The quote used comes from an article in the Spring 1997 Constitutional Commentary.6 Her article argues that a House rule adopted in 1995 requiring a 3/5 vote to pass an increase of the federal income tax is unconstitutional because it exceeds the House’s rulemaking authority under Article I, Section 5 of the U.S. Constitution because it violates the presentment clause.
However, as the full paragraph that Professor Bloch is selectively quoted from makes clear, she is not talking about the Senate filibuster. Instead, she is discussing a hypothetical Senate rule that would require a supermajority requirement for final passage of a nomination. In fact, in the preceding paragraph, Bloch expressly distinguishes the Senate filibuster as an internal rule of procedure as to which a supermajority requirement is perfectly constitutional:
“[T]he supermajority requirement contained in [the House tax increase rule] is not merely a rule of internal procedure…Unlike the Senate's filibuster rule, which governs when things come to a vote, House Rule XXI(5)(c) determines when things get presented to the other chamber and to the President.” 7
Thus the only fair reading of Bloch’s opinion in the article is that she does not believe the Senate could constitutionally require a 3/5 vote to confirm a nominee, but a 3/5 rule to end debate does not have the same problem because it relates to internal procedure, not to presentment or passage.

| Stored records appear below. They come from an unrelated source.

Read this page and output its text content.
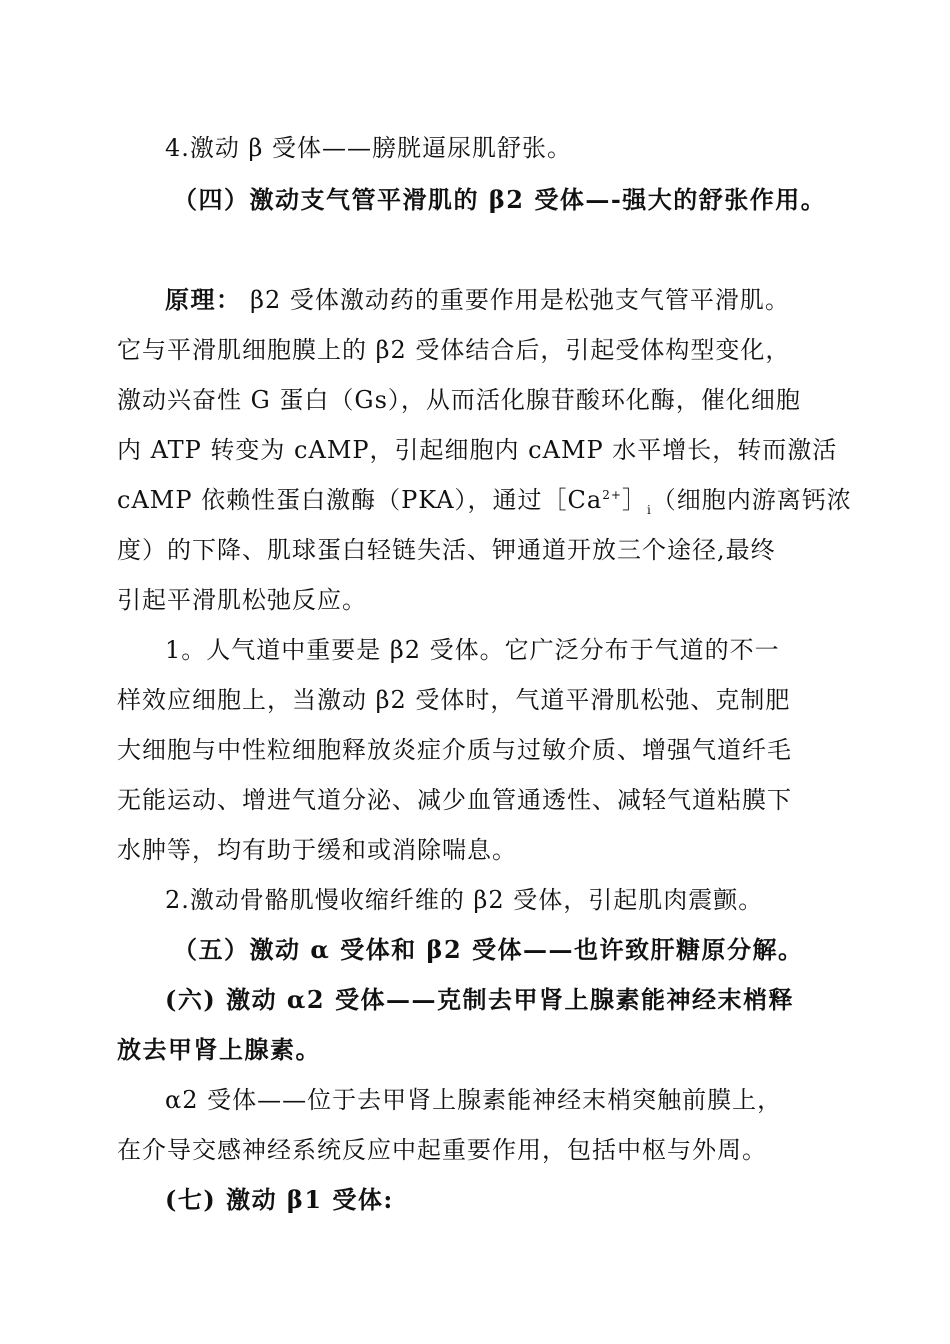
4.激动 β 受体——膀胱逼尿肌舒张。
（四）激动支气管平滑肌的 β2 受体—-强大的舒张作用。
原理： β2 受体激动药的重要作用是松弛支气管平滑肌。
它与平滑肌细胞膜上的 β2 受体结合后，引起受体构型变化，
激动兴奋性 G 蛋白（Gs），从而活化腺苷酸环化酶，催化细胞
内 ATP 转变为 cAMP，引起细胞内 cAMP 水平增长，转而激活
cAMP 依赖性蛋白激酶（PKA），通过$[Ca^{2+}]_i$（细胞内游离钙浓
度）的下降、肌球蛋白轻链失活、钾通道开放三个途径,最终
引起平滑肌松弛反应。
1。人气道中重要是 β2 受体。它广泛分布于气道的不一
样效应细胞上，当激动 β2 受体时，气道平滑肌松弛、克制肥
大细胞与中性粒细胞释放炎症介质与过敏介质、增强气道纤毛
无能运动、增进气道分泌、减少血管通透性、减轻气道粘膜下
水肿等，均有助于缓和或消除喘息。
2.激动骨骼肌慢收缩纤维的 β2 受体，引起肌肉震颤。
（五）激动 α 受体和 β2 受体——也许致肝糖原分解。
(六) 激动 α2 受体——克制去甲肾上腺素能神经末梢释
放去甲肾上腺素。
α2 受体——位于去甲肾上腺素能神经末梢突触前膜上，
在介导交感神经系统反应中起重要作用，包括中枢与外周。
(七) 激动 β1 受体:
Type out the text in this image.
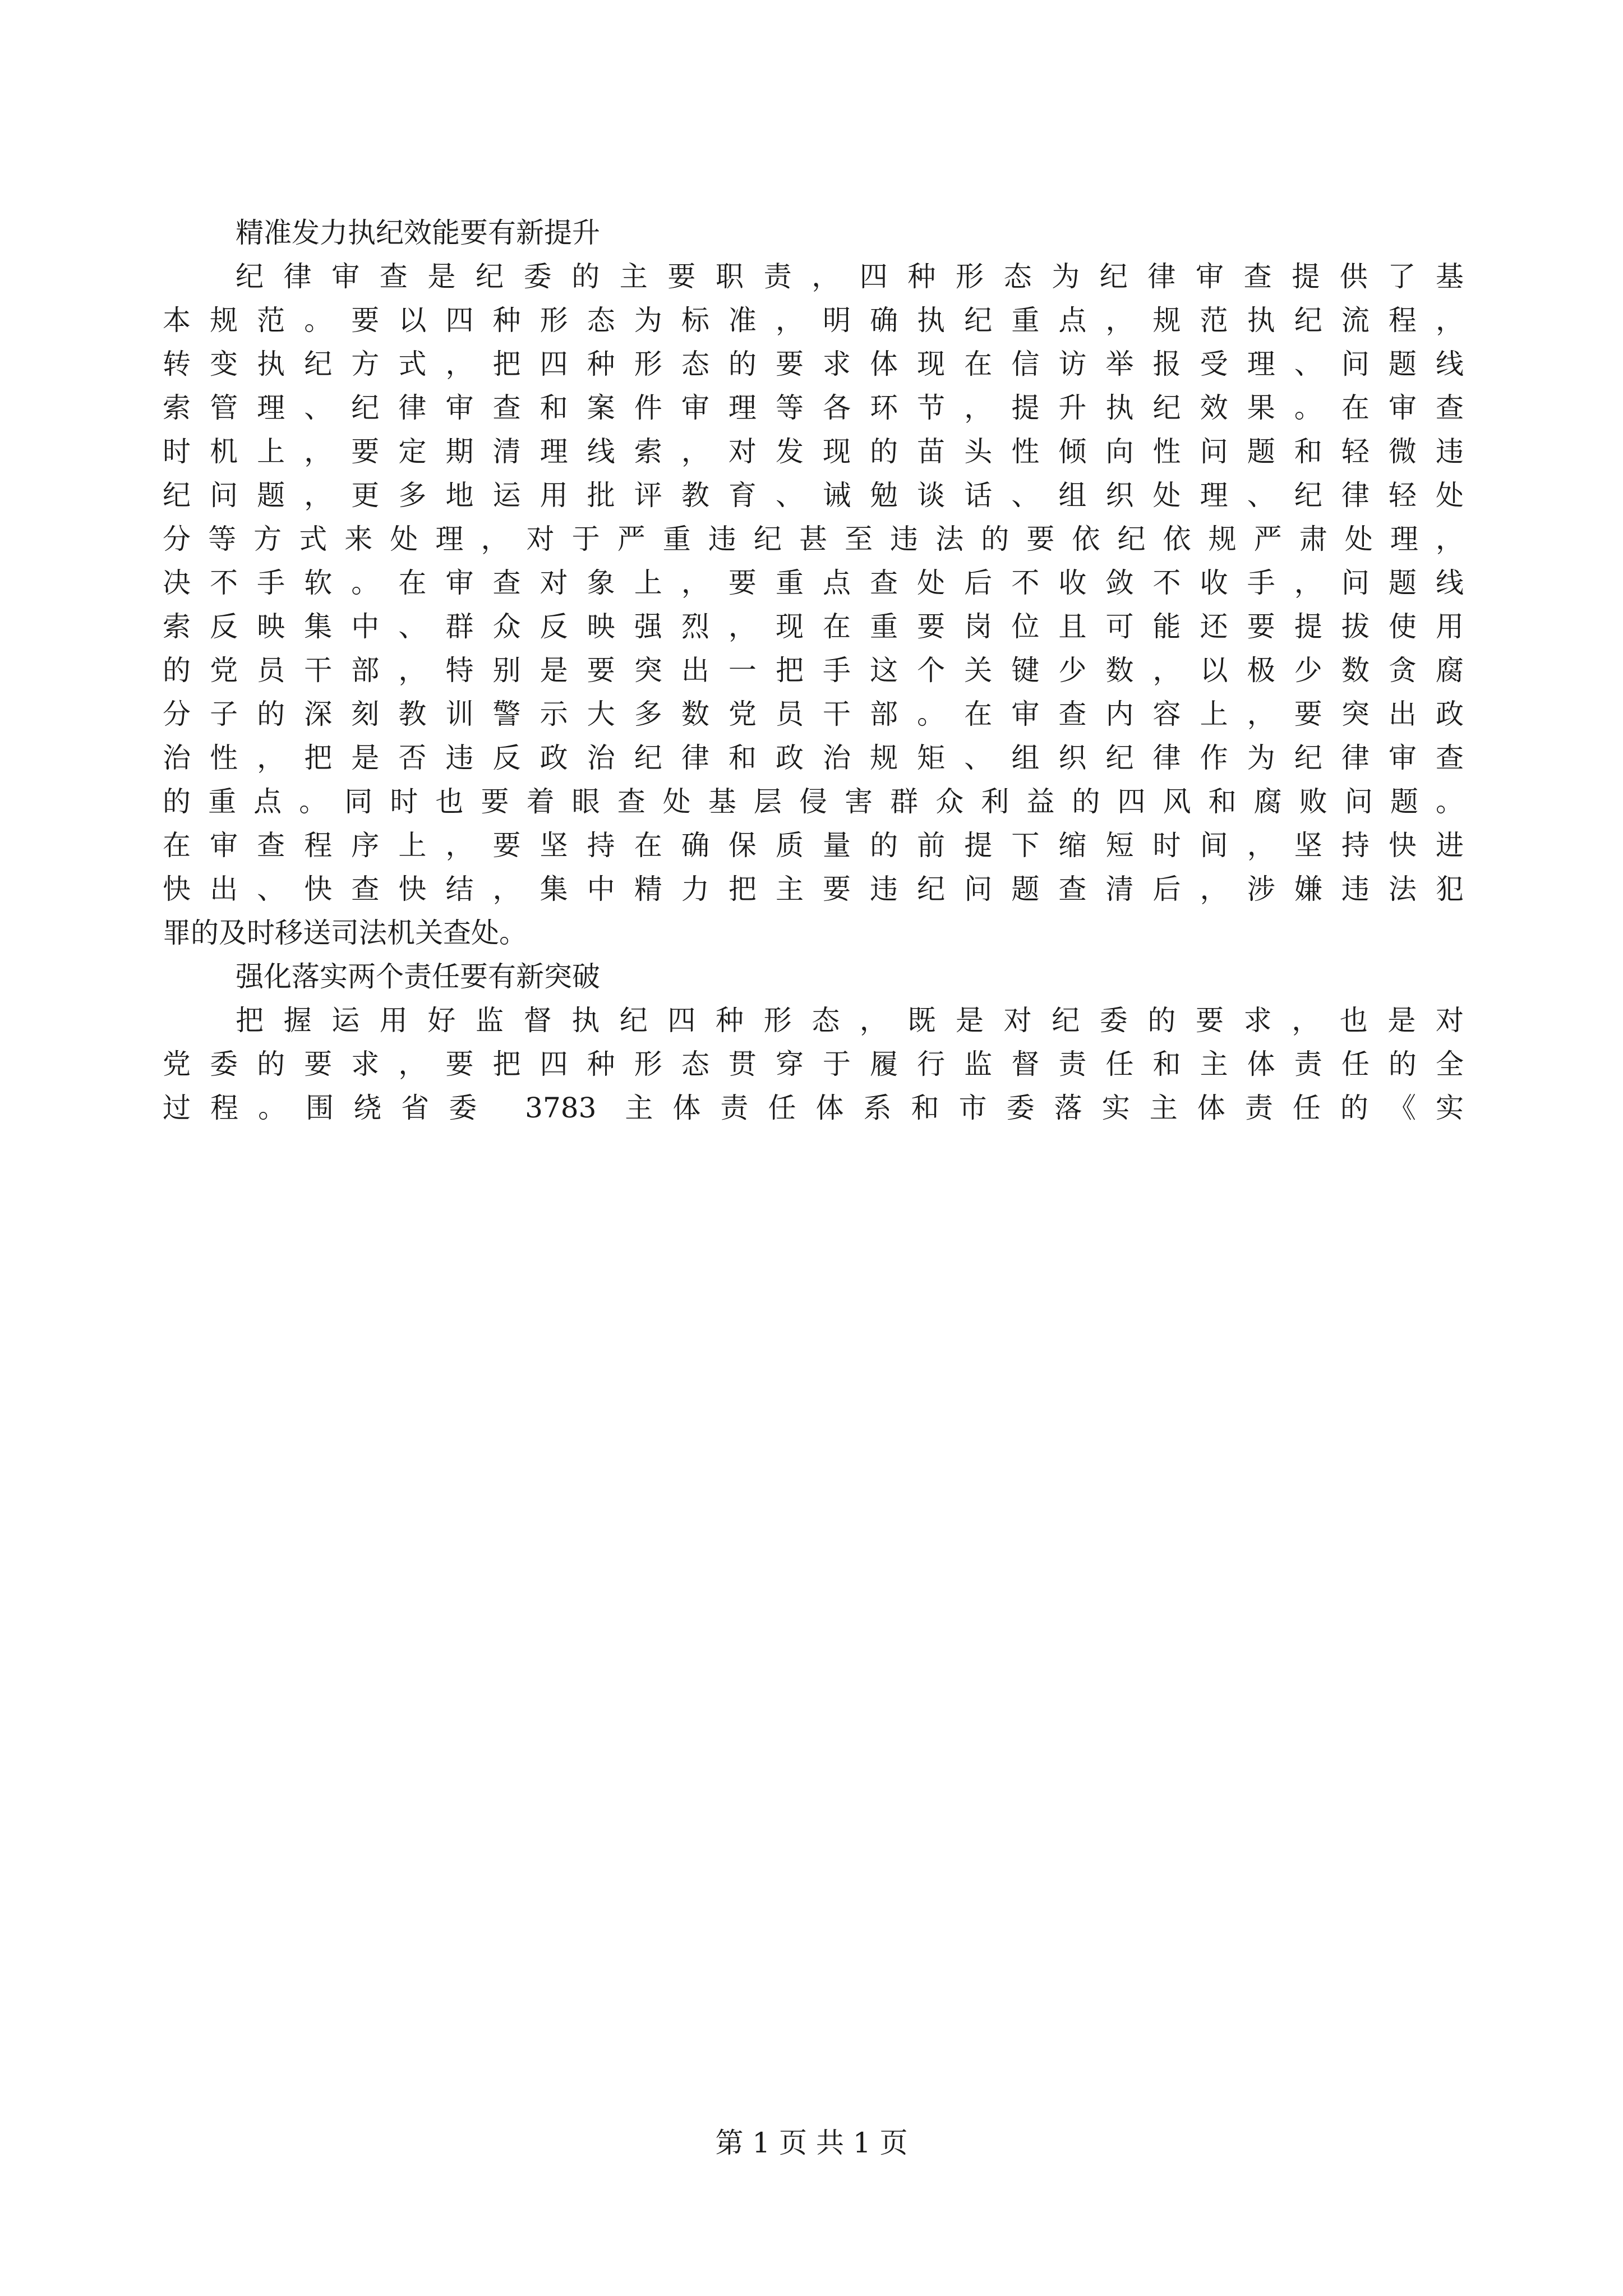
精准发力执纪效能要有新提升
纪律审查是纪委的主要职责，四种形态为纪律审查提供了基
本规范。要以四种形态为标准，明确执纪重点，规范执纪流程，
转变执纪方式，把四种形态的要求体现在信访举报受理、问题线
索管理、纪律审查和案件审理等各环节，提升执纪效果。在审查
时机上，要定期清理线索，对发现的苗头性倾向性问题和轻微违
纪问题，更多地运用批评教育、诫勉谈话、组织处理、纪律轻处
分等方式来处理，对于严重违纪甚至违法的要依纪依规严肃处理，
决不手软。在审查对象上，要重点查处后不收敛不收手，问题线
索反映集中、群众反映强烈，现在重要岗位且可能还要提拔使用
的党员干部，特别是要突出一把手这个关键少数，以极少数贪腐
分子的深刻教训警示大多数党员干部。在审查内容上，要突出政
治性，把是否违反政治纪律和政治规矩、组织纪律作为纪律审查
的重点。同时也要着眼查处基层侵害群众利益的四风和腐败问题。
在审查程序上，要坚持在确保质量的前提下缩短时间，坚持快进
快出、快查快结，集中精力把主要违纪问题查清后，涉嫌违法犯
罪的及时移送司法机关查处。
强化落实两个责任要有新突破
把握运用好监督执纪四种形态，既是对纪委的要求，也是对
党委的要求，要把四种形态贯穿于履行监督责任和主体责任的全
第 1 页 共 1 页
过程。围绕省委 3783 主体责任体系和市委落实主体责任的《实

Similarly, Georgetown University Law Center’s Mark Tushnet is cited for the proposition that Democratic filibusters are unprecedented. Again, Tushnet’s words, from an article in the winter, 2004 issue of the John Marshall Law Review entitled “Constitutional Hardball,”[8] are taken blatantly out of context. In fact, Tushnet writes that Democratic filibusters are “not unique” and in the preceding paragraph states that “Democrats' actions were clearly within the bounds set by the Senate's rules, and the Constitution expressly authorizes the Senate to adopt rules to govern its operation.” Ironically, in the same paragraph cited by proponents, Tushnet writes of President Bush’s recess appointments of Charles Pickering and William Pryor to federal appellate courts that “nomination filibusters [are comparable] to recess appointments to the federal courts” -- noting that both sides have played “hardball” with judges.
Further distorting Mark Tushnet’s position, Gray also states that “Prof. Tushnet has written ‘There’s a difference between the use of the filibuster to derail a nomination and the use of other Senate rules…,’” citing him for the proposition that Democratic filibusters are improper while Republican obstruction in Committee during the Clinton Administration was perfectly acceptable. However, these comments attributed to Tushnet – posted on a listserv and not formally published – when read in context are clearly just a statement of a possible argument, not one that Tushnet endorses.
Conclusion:
The stakes in the debate over the nuclear option are enormous. Concentrating absolute power in the hands of one party has never been the American way. The proposal that Gray is advocating is an unprecedented attack on over 200 years of practice and tradition. It is also an attack on the system of checks and balances that are at the core of our constitutional system. Given what is at stake, the American people deserve better than misrepresentation, distorted history, and deceptive rhetoric.